The 2022 L'Evangile has similarities with neighbouring Cheval Blanc on the nose as if it's holding something back in a good way. Beautifully defined, dark berry fruit, crushed stone and bay leaf aromas are succinct and not showy. The palate is medium-bodied with a smooth, velvety entry. There's plenty of rondeur, nicely judged acidity, pliant tannins (more than Cheval Blanc?) and pure with a dab of white pepper and clove. Classic in style. A touch of desiccated orange rind appears on the aftertaste that was apparently there during the fermentation. Very harmonious on the finish. This is a lovely, discrete Pomerol from an estate moving in the right direction - fast. 95-97 Neal Martin, Vinous.

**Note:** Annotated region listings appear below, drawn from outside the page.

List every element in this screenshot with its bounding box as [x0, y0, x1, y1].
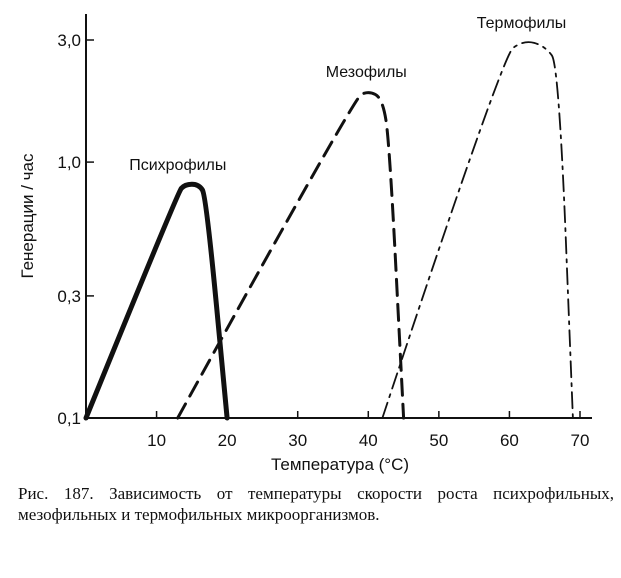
x-tick-label: 50 [429, 431, 448, 450]
y-tick-label: 3,0 [57, 31, 81, 50]
y-ticks: 0,1 0,3 1,0 3,0 [57, 31, 94, 428]
series-labels: Психрофилы Мезофилы Термофилы [129, 15, 566, 174]
y-axis-title: Генерации / час [18, 153, 37, 278]
series-line-2 [176, 91, 406, 420]
x-tick-label: 60 [500, 431, 519, 450]
axes [85, 14, 592, 419]
series-line-3 [381, 41, 574, 419]
series-group [83, 41, 574, 421]
series-label-1: Психрофилы [129, 157, 226, 174]
y-tick-label: 0,3 [57, 287, 81, 306]
series-line-1 [83, 181, 230, 421]
x-tick-label: 10 [147, 431, 166, 450]
y-tick-label: 0,1 [57, 409, 81, 428]
x-tick-label: 70 [571, 431, 590, 450]
x-tick-label: 20 [218, 431, 237, 450]
x-tick-label: 40 [359, 431, 378, 450]
series-label-3: Термофилы [477, 15, 567, 32]
figure-caption: Рис. 187. Зависимость от температуры ско… [18, 484, 614, 524]
y-tick-label: 1,0 [57, 153, 81, 172]
series-label-2: Мезофилы [326, 64, 407, 81]
x-ticks: 10 20 30 40 50 60 70 [147, 411, 589, 450]
x-axis-title: Температура (°C) [271, 455, 409, 474]
x-tick-label: 30 [288, 431, 307, 450]
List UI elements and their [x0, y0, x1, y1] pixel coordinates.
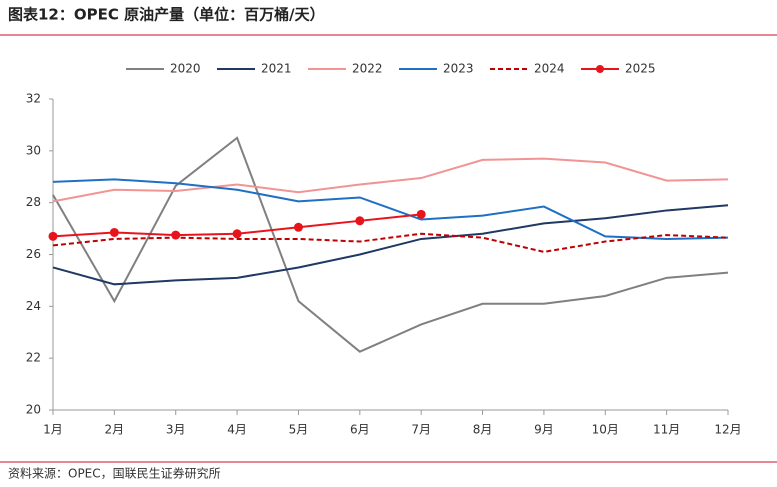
- point: [416, 209, 426, 219]
- series-line: [52, 232, 729, 253]
- x-tick-label: 6月: [350, 423, 370, 437]
- y-tick-label: 30: [26, 143, 41, 157]
- source: 资料来源：OPEC，国联民生证券研究所: [8, 466, 221, 481]
- y-tick-label: 24: [26, 299, 41, 313]
- legend-label: 2020: [170, 62, 201, 76]
- point: [293, 222, 303, 232]
- x-tick-label: 3月: [166, 423, 186, 437]
- x-tick-label: 9月: [534, 423, 554, 437]
- legend-label: 2024: [534, 62, 565, 76]
- y-tick-label: 32: [26, 92, 41, 106]
- x-tick-label: 11月: [653, 423, 680, 437]
- legend-label: 2025: [625, 62, 656, 76]
- y-tick-label: 26: [26, 247, 41, 261]
- series-line: [52, 136, 729, 353]
- x-tick-label: 5月: [289, 423, 309, 437]
- point: [232, 229, 242, 239]
- x-tick-label: 2月: [105, 423, 125, 437]
- x-tick-label: 7月: [411, 423, 431, 437]
- legend-label: 2022: [352, 62, 383, 76]
- y-tick-label: 22: [26, 351, 41, 365]
- x-tick-label: 10月: [592, 423, 619, 437]
- chart-title: 图表12：OPEC 原油产量（单位：百万桶/天）: [8, 6, 325, 24]
- x-tick-label: 1月: [43, 423, 63, 437]
- legend-marker: [596, 65, 604, 73]
- legend-label: 2023: [443, 62, 474, 76]
- x-tick-label: 4月: [227, 423, 247, 437]
- point: [171, 230, 181, 240]
- point: [355, 216, 365, 226]
- series-line: [52, 178, 729, 240]
- point: [48, 231, 58, 241]
- x-tick-label: 12月: [714, 423, 741, 437]
- legend-label: 2021: [261, 62, 292, 76]
- y-tick-label: 28: [26, 195, 41, 209]
- x-tick-label: 8月: [473, 423, 493, 437]
- series-line: [52, 204, 729, 286]
- point: [109, 227, 119, 237]
- series-line: [52, 157, 729, 203]
- y-tick-label: 20: [26, 403, 41, 417]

Fresh, wonderfully refined and gorgeously polished and long, with very fine tannins. Medium to full body. Crunchy fruit and chocolate, hazelnut and spice. Exciting to see how this tensioned beauty will evolve. Wonderful clarity. 96-97 James Suckling.
Density combined with elegance, this has the intensity and spice of the vintage, with an emphasis on tight black fruits, a clear reflection of the phenolic concentration of the year, slow and steady tannic construction that brings in graphite. Unusually for L'Evangile this feels almost Left Bank in character, with its 28hl/h yield (compared to 33hl/h in 2020 but with almost 20% more berries this year, but they were such small sizes). 2nd year of organic. 95 Jane Anson.